Time’s current issue is chock-full of Callie Shell photos, the news magazine benefiting from her incredible access to the first family on inauguration day. But on Jan 5, Shell took pictures in a very different role than her journalistic one—allowing her work to be sent out as official White House transition press releases.
Shell’s dual roles have blurred the lines of journalism, leaving Time embarrassed and White House photographers stewing.
The article continues:
[The day after the inauguration], Time.com published the first photo of Obama in the oval office—a much-talked-about shot of the new president on the phone at his desk, coolly breaking Bush White House tradition of appearing sans jacket.
Conversely, three wires services—the AP, Reuters, and Agence France-Presse—were not given access to the oval office, as is customary on day one, and later refused to distribute the White House-approved photos.
Michael Oreskes, the AP’s managing editor for U.S. News, called the approved shots “visual press releases.”
Oreskes comment hits on a common double standard between print journalism and photo-journalism.

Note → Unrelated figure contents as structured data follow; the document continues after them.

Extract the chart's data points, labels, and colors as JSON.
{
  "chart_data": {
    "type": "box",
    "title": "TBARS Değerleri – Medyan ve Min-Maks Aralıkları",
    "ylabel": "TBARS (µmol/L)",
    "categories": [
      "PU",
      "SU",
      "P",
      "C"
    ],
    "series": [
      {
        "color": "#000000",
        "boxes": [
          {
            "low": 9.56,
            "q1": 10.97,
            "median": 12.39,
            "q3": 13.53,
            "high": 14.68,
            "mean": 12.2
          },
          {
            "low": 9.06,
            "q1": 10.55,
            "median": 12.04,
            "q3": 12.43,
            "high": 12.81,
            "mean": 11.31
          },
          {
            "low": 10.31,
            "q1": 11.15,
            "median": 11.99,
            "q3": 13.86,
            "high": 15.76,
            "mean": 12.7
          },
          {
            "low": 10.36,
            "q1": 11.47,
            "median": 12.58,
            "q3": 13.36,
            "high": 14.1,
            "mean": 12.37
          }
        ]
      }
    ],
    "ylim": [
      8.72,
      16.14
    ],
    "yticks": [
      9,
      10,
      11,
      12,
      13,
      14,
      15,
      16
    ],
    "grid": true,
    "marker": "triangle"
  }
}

Of course, a newspaper editor wouldn’t plunk a White House press release verbatim on page one, but it’s more acceptable give A1 real estate to a White House-approved photo. . .
In Shell’s case, her friendly gestures—whether photographing the girls or giving away pictures—has seemed like a too-cozy relationship to some in the press corps.
“The real problem lies in the perception,” said one White House photographer. “Do [readers] think when they pick up Time magazine they are getting objective coverage?”
Look, this isn’t hard to understand. Shell does some moonlighting work for the Obama transition, pro bono. The Obama White House, in return for the favor and because it knows Shell’s work will be favorable, gives Time exclusive access to the Oval Office on inauguration day. Both Time and President Obama win. Journalistic integrity loses, but it usually does.